Para terminar, pois já vai
demasiado longa esta apresentação, permiti que assinale, e assinale apenas,
mais dois ou três enunciados:
Um tem que ver com o Positivismo,
que julgo haver sido a filosofia mais representativa de um certo triunfalismo
burguês, da sua confiança na ciência e nas técnicas produtivistas no quadro do
individualismo burguês, no desprezo pelas metafísicas. Sejamos, contudo,
rigorosos com a verdade: o positivismo do seu fundador, Auguste Comte,
discípulo do socialista Saint-Simon, defendia a paz como condição sine qua non do progresso do
conhecimento e suas aplicações práticas. Na sua visão utópica burguesa o
militarismo iria terminar com a eliminação dos valores do feudalismo guerreiro.
Tal conceção pacifista, crente das virtudes da livre iniciativa das elites
conjugada ou mesmo regulada por Estados que protegiam os direitos dos cidadãos
e a propriedade adquirida pelo mérito e pela industrialização racional, haveria
de animar os nossos mentores intelectuais da 1ª República portuguesa.
Num breve parêntesis assinalo a
vertente utópica do liberalismo ou utilitarismo de Stuart Mill, na proposição
de que o novo regime, se bem regulado, haveria de produzir o máximo de
felicidade geral.[5]
Um outro enunciado prende-se com
a força quase consensual das ideias evolucionistas, derivadas pela formidável
teoria de Charles Darwin. Posso mesmo afirmar que sem o darwinismo a ideia de
Progresso, no sentido de evolução da espécie humana e da sua superioridade, a
ideia da seleção social, não teria obtido tamanha aceitação. As ciências
humanas e sociais pareciam oferecer sustentação à crença ideológica.
Finalmente, e abreviando ao
máximo, temos vindo a assistir desde os anos setenta ao descalabro das
filosofias otimistas da História. Os acontecimentos que o provocaram são de
diversa ordem: na política, os fracassos dos programas revolucionários dos
países que se libertaram do colonialismo (provocados por acesas lutas de
classes e algumas intervenções brutais do imperialismo), o colapso da 2ª
superpotência mundial, a URSS, e o espaço que forneceu à expansão global do
capitalismo. Disse otimistas mas não progressistas. Porque a crença nas
tendências e forças progressistas não morreu com a perda das ilusões otimistas.
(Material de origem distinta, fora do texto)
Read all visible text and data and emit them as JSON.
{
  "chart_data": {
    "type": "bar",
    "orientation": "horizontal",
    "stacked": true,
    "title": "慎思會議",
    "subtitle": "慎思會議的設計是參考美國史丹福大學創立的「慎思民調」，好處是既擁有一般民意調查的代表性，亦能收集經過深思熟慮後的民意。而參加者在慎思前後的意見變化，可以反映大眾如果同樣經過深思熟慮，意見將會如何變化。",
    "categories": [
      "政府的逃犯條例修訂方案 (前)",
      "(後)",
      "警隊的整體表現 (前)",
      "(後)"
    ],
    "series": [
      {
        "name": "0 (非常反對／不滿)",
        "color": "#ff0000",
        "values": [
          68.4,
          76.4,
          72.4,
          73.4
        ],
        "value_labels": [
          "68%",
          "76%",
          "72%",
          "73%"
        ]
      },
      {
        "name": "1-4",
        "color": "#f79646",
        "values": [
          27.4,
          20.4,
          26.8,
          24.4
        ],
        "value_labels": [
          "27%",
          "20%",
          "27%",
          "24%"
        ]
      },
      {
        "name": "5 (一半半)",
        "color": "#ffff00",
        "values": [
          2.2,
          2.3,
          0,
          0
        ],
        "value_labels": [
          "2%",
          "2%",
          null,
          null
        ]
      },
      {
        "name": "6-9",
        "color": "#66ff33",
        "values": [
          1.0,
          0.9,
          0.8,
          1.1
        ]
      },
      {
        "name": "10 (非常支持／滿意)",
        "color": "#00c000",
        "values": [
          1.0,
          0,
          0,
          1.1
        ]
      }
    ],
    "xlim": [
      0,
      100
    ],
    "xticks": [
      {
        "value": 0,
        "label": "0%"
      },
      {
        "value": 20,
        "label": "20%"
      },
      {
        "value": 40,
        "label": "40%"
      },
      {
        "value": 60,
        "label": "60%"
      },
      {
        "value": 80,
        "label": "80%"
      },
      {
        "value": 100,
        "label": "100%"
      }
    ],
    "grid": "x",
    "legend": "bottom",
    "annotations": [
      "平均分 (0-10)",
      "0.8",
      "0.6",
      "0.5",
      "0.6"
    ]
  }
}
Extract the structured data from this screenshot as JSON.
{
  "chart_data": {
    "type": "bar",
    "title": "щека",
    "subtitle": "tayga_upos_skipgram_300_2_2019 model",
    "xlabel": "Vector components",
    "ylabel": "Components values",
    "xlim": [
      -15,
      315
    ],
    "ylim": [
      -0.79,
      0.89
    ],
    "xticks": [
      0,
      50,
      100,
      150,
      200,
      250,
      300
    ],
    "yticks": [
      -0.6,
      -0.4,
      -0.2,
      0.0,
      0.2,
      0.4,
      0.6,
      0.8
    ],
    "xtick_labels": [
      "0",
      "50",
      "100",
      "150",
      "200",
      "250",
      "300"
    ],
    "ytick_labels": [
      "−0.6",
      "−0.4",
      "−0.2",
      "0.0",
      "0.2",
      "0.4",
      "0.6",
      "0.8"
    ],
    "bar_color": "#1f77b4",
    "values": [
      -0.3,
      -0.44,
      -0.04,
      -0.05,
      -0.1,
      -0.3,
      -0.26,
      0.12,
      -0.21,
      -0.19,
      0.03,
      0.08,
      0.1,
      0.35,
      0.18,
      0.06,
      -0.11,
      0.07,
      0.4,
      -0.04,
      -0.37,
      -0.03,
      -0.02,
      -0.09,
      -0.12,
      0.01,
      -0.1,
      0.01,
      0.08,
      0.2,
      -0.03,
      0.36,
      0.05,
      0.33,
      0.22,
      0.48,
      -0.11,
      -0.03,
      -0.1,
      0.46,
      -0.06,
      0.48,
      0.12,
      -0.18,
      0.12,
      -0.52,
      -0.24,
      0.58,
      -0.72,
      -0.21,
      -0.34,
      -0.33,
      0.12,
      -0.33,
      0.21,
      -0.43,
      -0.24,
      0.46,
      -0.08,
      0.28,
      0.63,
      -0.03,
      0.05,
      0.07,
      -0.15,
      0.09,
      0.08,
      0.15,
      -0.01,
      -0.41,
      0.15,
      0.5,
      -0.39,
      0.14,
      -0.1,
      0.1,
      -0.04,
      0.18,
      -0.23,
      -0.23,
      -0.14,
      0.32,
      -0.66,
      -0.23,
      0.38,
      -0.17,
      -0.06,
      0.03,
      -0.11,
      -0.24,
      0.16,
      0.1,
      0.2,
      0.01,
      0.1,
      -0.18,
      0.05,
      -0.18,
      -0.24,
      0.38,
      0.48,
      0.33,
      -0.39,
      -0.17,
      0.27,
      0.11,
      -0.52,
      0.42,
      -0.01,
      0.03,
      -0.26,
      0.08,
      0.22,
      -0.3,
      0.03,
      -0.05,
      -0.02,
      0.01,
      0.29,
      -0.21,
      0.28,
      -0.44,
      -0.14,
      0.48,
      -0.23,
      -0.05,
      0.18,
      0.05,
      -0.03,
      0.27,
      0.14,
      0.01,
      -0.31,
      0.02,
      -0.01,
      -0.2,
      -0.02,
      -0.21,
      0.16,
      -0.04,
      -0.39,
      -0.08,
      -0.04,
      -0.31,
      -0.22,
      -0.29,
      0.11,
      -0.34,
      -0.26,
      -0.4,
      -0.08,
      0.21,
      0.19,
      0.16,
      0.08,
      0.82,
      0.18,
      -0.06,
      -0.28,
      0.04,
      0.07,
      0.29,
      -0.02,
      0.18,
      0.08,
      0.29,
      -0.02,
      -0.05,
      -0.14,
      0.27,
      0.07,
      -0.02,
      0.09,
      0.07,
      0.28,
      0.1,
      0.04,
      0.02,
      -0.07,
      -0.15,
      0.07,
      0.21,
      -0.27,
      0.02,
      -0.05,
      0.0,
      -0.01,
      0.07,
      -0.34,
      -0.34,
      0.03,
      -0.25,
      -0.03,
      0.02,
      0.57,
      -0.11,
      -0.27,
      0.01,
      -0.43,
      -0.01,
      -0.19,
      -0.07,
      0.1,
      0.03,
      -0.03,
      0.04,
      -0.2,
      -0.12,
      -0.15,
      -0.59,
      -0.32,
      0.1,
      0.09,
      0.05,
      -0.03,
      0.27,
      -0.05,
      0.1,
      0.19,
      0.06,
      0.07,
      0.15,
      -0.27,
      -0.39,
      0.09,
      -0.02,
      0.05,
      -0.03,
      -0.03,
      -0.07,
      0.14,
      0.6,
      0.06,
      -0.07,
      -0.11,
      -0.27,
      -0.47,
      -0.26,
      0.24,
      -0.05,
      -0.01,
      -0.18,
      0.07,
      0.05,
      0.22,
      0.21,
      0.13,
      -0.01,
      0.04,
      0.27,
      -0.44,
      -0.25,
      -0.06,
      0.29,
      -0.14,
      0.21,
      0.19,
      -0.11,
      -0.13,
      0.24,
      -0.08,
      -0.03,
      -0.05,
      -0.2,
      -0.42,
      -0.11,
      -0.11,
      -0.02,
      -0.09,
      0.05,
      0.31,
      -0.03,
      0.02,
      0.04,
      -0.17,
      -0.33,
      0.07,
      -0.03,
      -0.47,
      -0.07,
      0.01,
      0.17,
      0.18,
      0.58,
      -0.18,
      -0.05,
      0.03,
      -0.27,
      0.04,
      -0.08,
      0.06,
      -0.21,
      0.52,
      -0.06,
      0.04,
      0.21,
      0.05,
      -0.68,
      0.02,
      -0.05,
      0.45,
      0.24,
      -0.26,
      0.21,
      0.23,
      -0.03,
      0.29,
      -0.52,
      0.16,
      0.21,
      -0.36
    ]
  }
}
Ilusões quantas vezes reduzidas a fórmulas de propaganda política da Guerra
Fria.
Pertenço ao número daqueles que
prescindindo do método dialético de investigação se sentem completamente
desarmados. Sem ele receio abandonar o espaço das lutas às correntes mais
reacionárias do pós-modernismo, aquelas que recusam validade à Razão, ao poder
desta formular juízos verdadeiros, objetivos e universais. Reconheço que temos
sofrido profundas transformações sociais, que já não podemos pensar com os
mesmos modelos de há cem ou mesmo cinquenta anos. Mas, ao alinhar com os
filósofos que nos últimos séculos, sobretudo no último, como Ernst Bloch, Theodor
Adorno, G. Lukács e outros, apontaram na natureza do capitalismo o cerne de
males que sem ele poderiam sarar, ainda que todos os males do mundo não
desaparecessem miraculosamente, ao encontrar neles fundamentos da crítica,
creio e julgo que o Progresso ainda é possível. Tenho consciência de que é uma
possibilidade, não uma destinação, uma possibilidade que depende não de um “motor
imanente” da História, sim da consciência e decisão das classes e minorias
sociais interessadas na paz, no conhecimento, na administração racional das
coisas. Uma possibilidade que reflete tendências objetivas das dinâmicas
sociais.
Torna-se mais difícil resolver
problemas teóricos quando estes são formulados como antinomias abstratas ou
especulativas. É certo que o iluminista alemão Kant conseguiu formular
antinomias racionais, porém não as resolveu no plano teórico. Aquele que as resolveu
à sua maneira foi Hegel com a sua lógica das contradições. Ponhamos o exemplo
da antinomia que dá o título a este Encontro: “Progresso ou Barbaria?”. Podemos
definir a ideia de Progresso que, decorridos séculos, emergiu clara e
triunfalmente no século XIX, mas teríamos que verificar a sua negação e, nessa
contraditoriedade, a superação.
Teríamos também de definir Barbaria, dizendo talvez que esta é o contrário do
movimento para a paz que esteve também
no conteúdo da ideia de Progresso. Portanto, uma contradição antagónica. A
ideia de Progresso necessita, sempre necessitou, do seu contrário para se
exprimir e tentar realizar-se objetiva e materialmente. Foi com violência (o “Terror”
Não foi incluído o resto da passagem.